EPA Seeks Expanded Power via 'Sustainable Development'
EPA wants to change how it analyzes problems and makes decisions in a way that will give it expanded power to regulate businesses, communities, and ecosystems in the name of "sustainable development," according to a news report. Much of the thought behind this idea comes from a study, "Sustainability and the U.S. EPA," that EPA commissioned last year from the National Academies of Science (NAS) and published in August.
The study's panel declares part of its job to be "providing guidance to EPA on how it might implement its existing statutory authority to contribute more fully to a more sustainable-development trajectory for the United States", that is, how to use existing laws to new ends. According to NAS, the sustainability study "both incorporates and goes beyond an approach based on assessing and managing the risks posed by pollutants that has largely shaped environmental policy since the 1980s."

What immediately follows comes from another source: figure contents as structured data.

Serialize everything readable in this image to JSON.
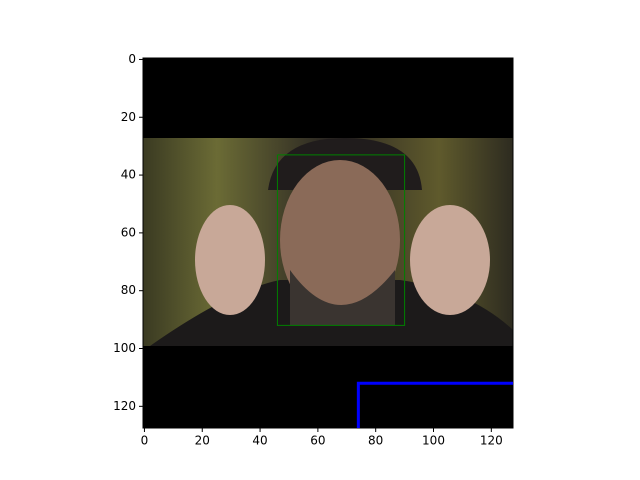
{
  "chart_data": {
    "type": "image",
    "xlim": [
      -0.5,
      127.5
    ],
    "ylim": [
      127.5,
      -0.5
    ],
    "xticks": [
      0,
      20,
      40,
      60,
      80,
      100,
      120
    ],
    "yticks": [
      0,
      20,
      40,
      60,
      80,
      100,
      120
    ],
    "series": [
      {
        "color": "green",
        "x": [
          46,
          90,
          90,
          46,
          46
        ],
        "values": [
          33,
          33,
          92,
          92,
          33
        ]
      },
      {
        "color": "blue",
        "x": [
          74,
          74,
          127.5
        ],
        "values": [
          127.5,
          112,
          112
        ]
      }
    ]
  }
}
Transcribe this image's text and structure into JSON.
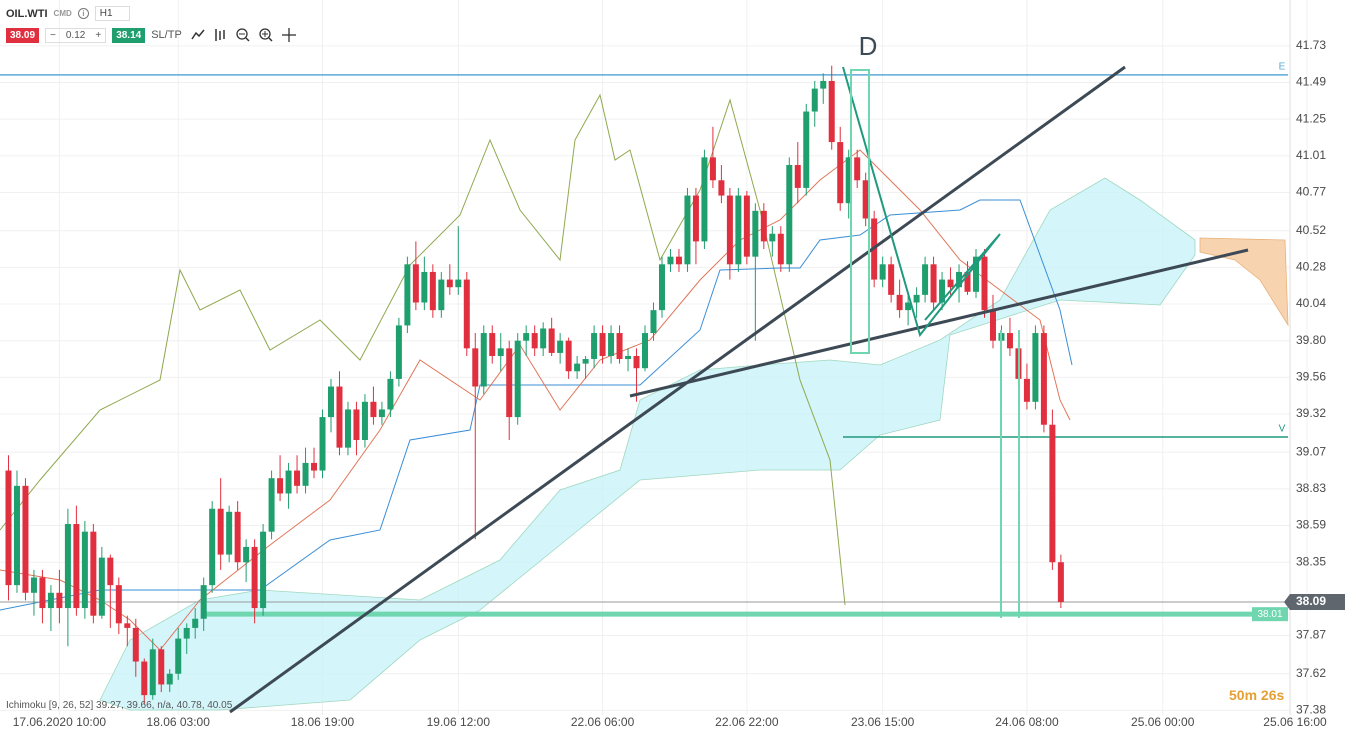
{
  "header": {
    "symbol": "OIL.WTI",
    "market": "CMD",
    "timeframe": "H1",
    "sell_price": "38.09",
    "lot": "0.12",
    "buy_price": "38.14",
    "sltp": "SL/TP"
  },
  "chart_data": {
    "type": "candlestick",
    "up_color": "#1f9e6e",
    "down_color": "#e0303f",
    "ohlc": [
      [
        38.95,
        39.05,
        38.1,
        38.2
      ],
      [
        38.2,
        38.95,
        38.15,
        38.85
      ],
      [
        38.85,
        38.9,
        38.1,
        38.15
      ],
      [
        38.15,
        38.3,
        38.0,
        38.25
      ],
      [
        38.25,
        38.3,
        37.95,
        38.05
      ],
      [
        38.05,
        38.2,
        37.9,
        38.15
      ],
      [
        38.15,
        38.3,
        37.95,
        38.05
      ],
      [
        38.05,
        38.7,
        37.8,
        38.6
      ],
      [
        38.6,
        38.72,
        38.0,
        38.05
      ],
      [
        38.05,
        38.62,
        37.98,
        38.55
      ],
      [
        38.55,
        38.6,
        37.95,
        38.0
      ],
      [
        38.0,
        38.45,
        37.98,
        38.38
      ],
      [
        38.38,
        38.4,
        37.92,
        38.2
      ],
      [
        38.2,
        38.25,
        37.88,
        37.95
      ],
      [
        37.95,
        38.0,
        37.8,
        37.92
      ],
      [
        37.92,
        37.98,
        37.6,
        37.7
      ],
      [
        37.7,
        37.72,
        37.42,
        37.48
      ],
      [
        37.48,
        37.85,
        37.45,
        37.78
      ],
      [
        37.78,
        37.8,
        37.5,
        37.55
      ],
      [
        37.55,
        37.65,
        37.5,
        37.62
      ],
      [
        37.62,
        37.92,
        37.58,
        37.85
      ],
      [
        37.85,
        37.95,
        37.75,
        37.92
      ],
      [
        37.92,
        38.05,
        37.85,
        37.98
      ],
      [
        37.98,
        38.25,
        37.9,
        38.2
      ],
      [
        38.2,
        38.75,
        38.15,
        38.7
      ],
      [
        38.7,
        38.9,
        38.3,
        38.4
      ],
      [
        38.4,
        38.72,
        38.35,
        38.68
      ],
      [
        38.68,
        38.75,
        38.3,
        38.35
      ],
      [
        38.35,
        38.5,
        38.22,
        38.45
      ],
      [
        38.45,
        38.5,
        37.95,
        38.05
      ],
      [
        38.05,
        38.6,
        38.0,
        38.55
      ],
      [
        38.55,
        38.95,
        38.5,
        38.9
      ],
      [
        38.9,
        39.05,
        38.75,
        38.8
      ],
      [
        38.8,
        39.0,
        38.7,
        38.95
      ],
      [
        38.95,
        39.05,
        38.8,
        38.85
      ],
      [
        38.85,
        39.1,
        38.8,
        39.0
      ],
      [
        39.0,
        39.1,
        38.9,
        38.95
      ],
      [
        38.95,
        39.35,
        38.9,
        39.3
      ],
      [
        39.3,
        39.55,
        39.2,
        39.5
      ],
      [
        39.5,
        39.6,
        39.05,
        39.1
      ],
      [
        39.1,
        39.4,
        39.05,
        39.35
      ],
      [
        39.35,
        39.4,
        39.05,
        39.15
      ],
      [
        39.15,
        39.45,
        39.1,
        39.4
      ],
      [
        39.4,
        39.5,
        39.25,
        39.3
      ],
      [
        39.3,
        39.4,
        39.25,
        39.35
      ],
      [
        39.35,
        39.6,
        39.3,
        39.55
      ],
      [
        39.55,
        39.95,
        39.5,
        39.9
      ],
      [
        39.9,
        40.35,
        39.85,
        40.3
      ],
      [
        40.3,
        40.45,
        40.0,
        40.05
      ],
      [
        40.05,
        40.35,
        40.0,
        40.25
      ],
      [
        40.25,
        40.3,
        39.95,
        40.0
      ],
      [
        40.0,
        40.25,
        39.95,
        40.2
      ],
      [
        40.2,
        40.3,
        40.1,
        40.15
      ],
      [
        40.15,
        40.55,
        40.1,
        40.2
      ],
      [
        40.2,
        40.25,
        39.7,
        39.75
      ],
      [
        39.75,
        39.85,
        38.5,
        39.5
      ],
      [
        39.5,
        39.9,
        39.45,
        39.85
      ],
      [
        39.85,
        39.9,
        39.65,
        39.7
      ],
      [
        39.7,
        39.85,
        39.6,
        39.75
      ],
      [
        39.75,
        39.8,
        39.15,
        39.3
      ],
      [
        39.3,
        39.85,
        39.25,
        39.8
      ],
      [
        39.8,
        39.9,
        39.7,
        39.85
      ],
      [
        39.85,
        39.9,
        39.7,
        39.75
      ],
      [
        39.75,
        39.92,
        39.7,
        39.88
      ],
      [
        39.88,
        39.95,
        39.7,
        39.72
      ],
      [
        39.72,
        39.85,
        39.65,
        39.8
      ],
      [
        39.8,
        39.82,
        39.55,
        39.6
      ],
      [
        39.6,
        39.7,
        39.55,
        39.65
      ],
      [
        39.65,
        39.7,
        39.55,
        39.68
      ],
      [
        39.68,
        39.9,
        39.62,
        39.85
      ],
      [
        39.85,
        39.9,
        39.65,
        39.7
      ],
      [
        39.7,
        39.9,
        39.65,
        39.85
      ],
      [
        39.85,
        39.9,
        39.65,
        39.68
      ],
      [
        39.68,
        39.75,
        39.6,
        39.7
      ],
      [
        39.7,
        39.75,
        39.4,
        39.62
      ],
      [
        39.62,
        39.9,
        39.6,
        39.85
      ],
      [
        39.85,
        40.05,
        39.8,
        40.0
      ],
      [
        40.0,
        40.35,
        39.95,
        40.3
      ],
      [
        40.3,
        40.4,
        40.25,
        40.35
      ],
      [
        40.35,
        40.4,
        40.25,
        40.3
      ],
      [
        40.3,
        40.8,
        40.25,
        40.75
      ],
      [
        40.75,
        40.8,
        40.3,
        40.45
      ],
      [
        40.45,
        41.05,
        40.4,
        41.0
      ],
      [
        41.0,
        41.2,
        40.8,
        40.85
      ],
      [
        40.85,
        40.95,
        40.7,
        40.75
      ],
      [
        40.75,
        40.8,
        40.2,
        40.3
      ],
      [
        40.3,
        40.8,
        40.25,
        40.75
      ],
      [
        40.75,
        40.78,
        40.3,
        40.35
      ],
      [
        40.35,
        40.7,
        39.8,
        40.65
      ],
      [
        40.65,
        40.7,
        40.4,
        40.45
      ],
      [
        40.45,
        40.55,
        40.35,
        40.5
      ],
      [
        40.5,
        40.55,
        40.25,
        40.3
      ],
      [
        40.3,
        41.0,
        40.25,
        40.95
      ],
      [
        40.95,
        41.1,
        40.7,
        40.8
      ],
      [
        40.8,
        41.35,
        40.75,
        41.3
      ],
      [
        41.3,
        41.5,
        41.2,
        41.45
      ],
      [
        41.45,
        41.55,
        41.35,
        41.5
      ],
      [
        41.5,
        41.6,
        41.05,
        41.1
      ],
      [
        41.1,
        41.2,
        40.65,
        40.7
      ],
      [
        40.7,
        41.05,
        40.6,
        41.0
      ],
      [
        41.0,
        41.05,
        40.8,
        40.85
      ],
      [
        40.85,
        40.9,
        40.55,
        40.6
      ],
      [
        40.6,
        40.65,
        40.15,
        40.2
      ],
      [
        40.2,
        40.35,
        40.15,
        40.3
      ],
      [
        40.3,
        40.35,
        40.05,
        40.1
      ],
      [
        40.1,
        40.2,
        39.95,
        40.0
      ],
      [
        40.0,
        40.1,
        39.9,
        40.05
      ],
      [
        40.05,
        40.15,
        39.95,
        40.1
      ],
      [
        40.1,
        40.35,
        40.05,
        40.3
      ],
      [
        40.3,
        40.35,
        40.0,
        40.05
      ],
      [
        40.05,
        40.25,
        40.0,
        40.2
      ],
      [
        40.2,
        40.28,
        40.1,
        40.15
      ],
      [
        40.15,
        40.3,
        40.05,
        40.25
      ],
      [
        40.25,
        40.32,
        40.1,
        40.12
      ],
      [
        40.12,
        40.4,
        40.08,
        40.35
      ],
      [
        40.35,
        40.4,
        39.95,
        40.0
      ],
      [
        40.0,
        40.1,
        39.75,
        39.8
      ],
      [
        39.8,
        39.9,
        39.6,
        39.85
      ],
      [
        39.85,
        39.95,
        39.7,
        39.75
      ],
      [
        39.75,
        39.8,
        39.5,
        39.55
      ],
      [
        39.55,
        39.65,
        39.35,
        39.4
      ],
      [
        39.4,
        39.9,
        39.35,
        39.85
      ],
      [
        39.85,
        39.9,
        39.2,
        39.25
      ],
      [
        39.25,
        39.35,
        38.3,
        38.35
      ],
      [
        38.35,
        38.4,
        38.05,
        38.09
      ]
    ],
    "xlim": [
      -1,
      153
    ],
    "xticks": [
      {
        "value": 6,
        "label": "17.06.2020 10:00"
      },
      {
        "value": 20,
        "label": "18.06 03:00"
      },
      {
        "value": 37,
        "label": "18.06 19:00"
      },
      {
        "value": 53,
        "label": "19.06 12:00"
      },
      {
        "value": 70,
        "label": "22.06 06:00"
      },
      {
        "value": 87,
        "label": "22.06 22:00"
      },
      {
        "value": 103,
        "label": "23.06 15:00"
      },
      {
        "value": 120,
        "label": "24.06 08:00"
      },
      {
        "value": 136,
        "label": "25.06 00:00"
      },
      {
        "value": 153,
        "label": "25.06 16:00"
      }
    ],
    "ylim": [
      37.35,
      42.03
    ],
    "yticks": [
      37.38,
      37.62,
      37.87,
      38.35,
      38.59,
      38.83,
      39.07,
      39.32,
      39.56,
      {
        "value": 39.8,
        "label": "39.80"
      },
      40.04,
      40.28,
      40.52,
      40.77,
      41.01,
      41.25,
      41.49,
      41.73
    ],
    "grid": true,
    "last_price": 38.09,
    "levels": [
      {
        "name": "E",
        "value": 41.54,
        "color": "#5aa9d6"
      },
      {
        "name": "V",
        "value": 39.17,
        "color": "#1f9a7e"
      },
      {
        "value": 38.01,
        "color": "#6fd6b0"
      }
    ],
    "annotation": "D",
    "indicator": "Ichimoku [9, 26, 52] 39.27, 39.66, n/a, 40.78, 40.05",
    "countdown": "50m 26s"
  }
}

According to the study, the adoption of the new "sustainability framework" will make the EPA more "anticipatory" in its approach to environmental issues, broaden its focus to include both social and economic as well as environmental "pillars," and "strengthen EPA as an organization and a leader in the nation's progress toward a sustainable future."

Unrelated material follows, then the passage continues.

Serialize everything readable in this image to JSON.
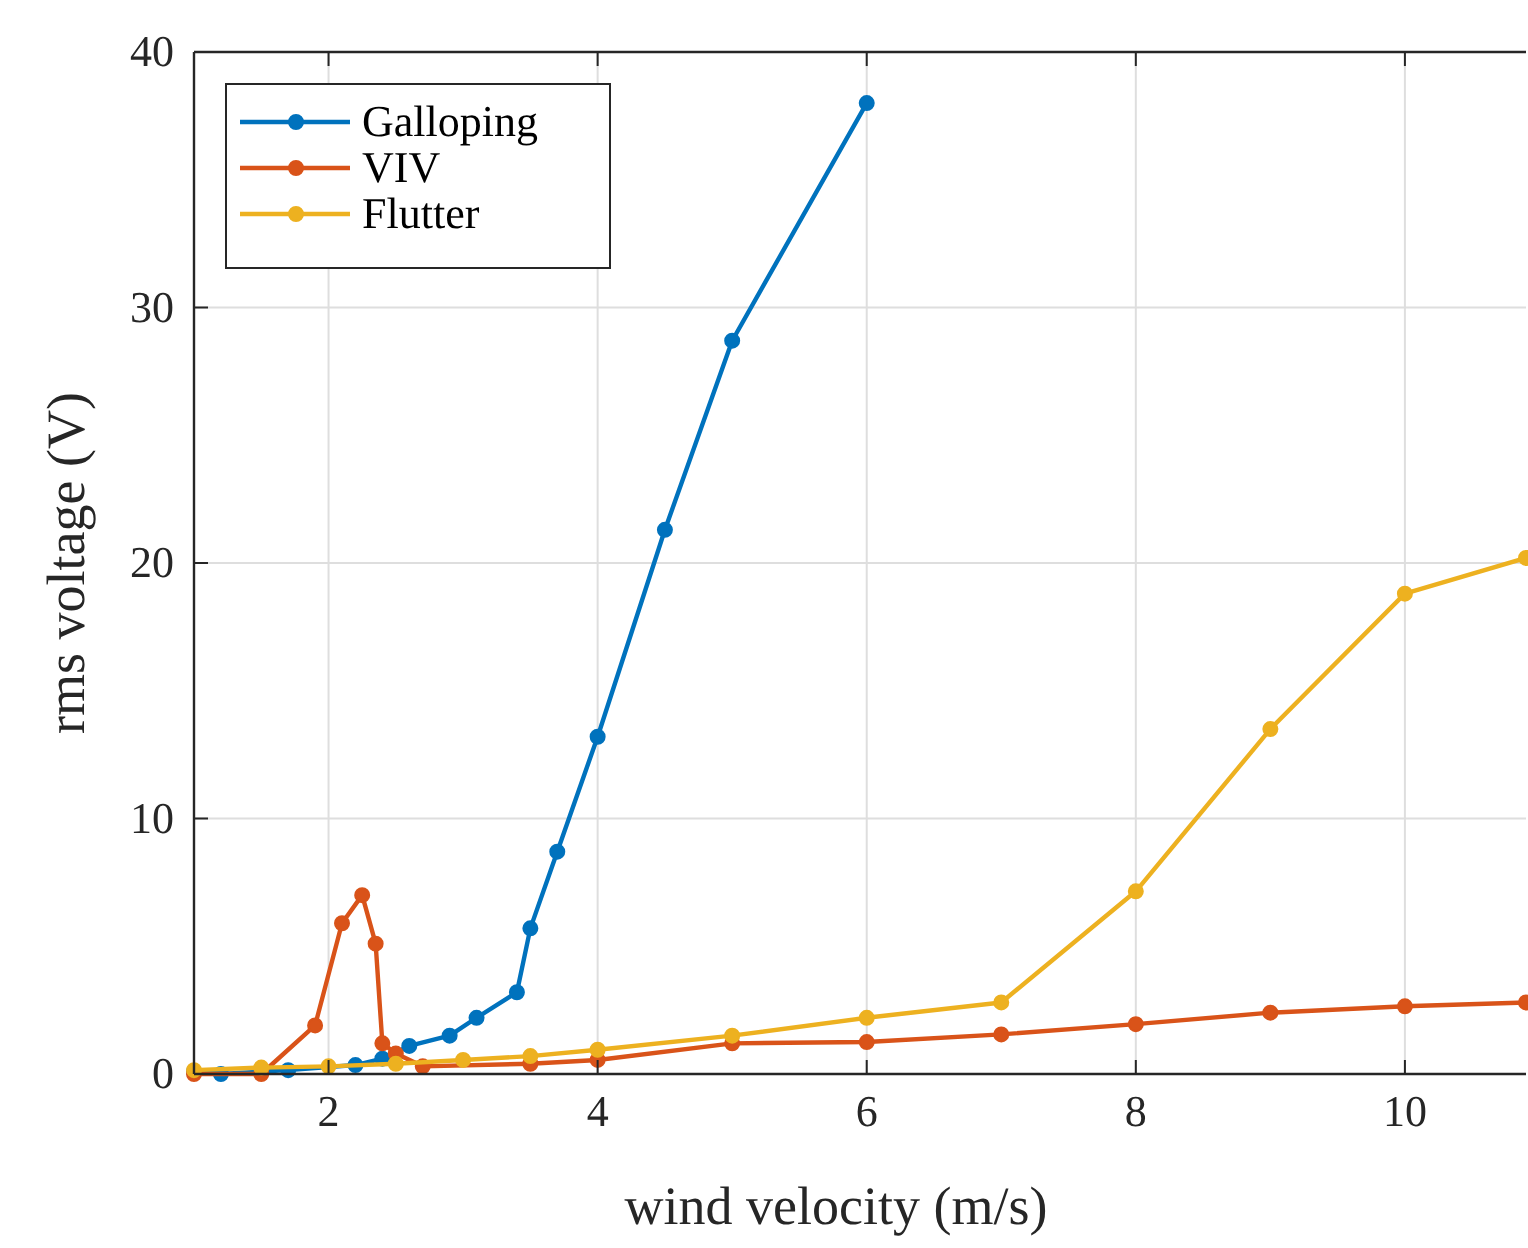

EPA Administrator Lisa Jackson has said that sustainability is "the next phase of environmental protection" and "fundamental to the future of the EPA." She described the new approach as "the difference between treating disease and pursuing wellness."
The study urges EPA to "create a new culture among all EPA employees," and hire an array of new experts in order to bring the sustainability focus to every corner of the agency and its operations. Changes will move faster "as EPA's intentions and goals in sustainability become clear to employees," the study says.
The NAS and the EPA held a meeting last week in Washington to begin public discussion of the study.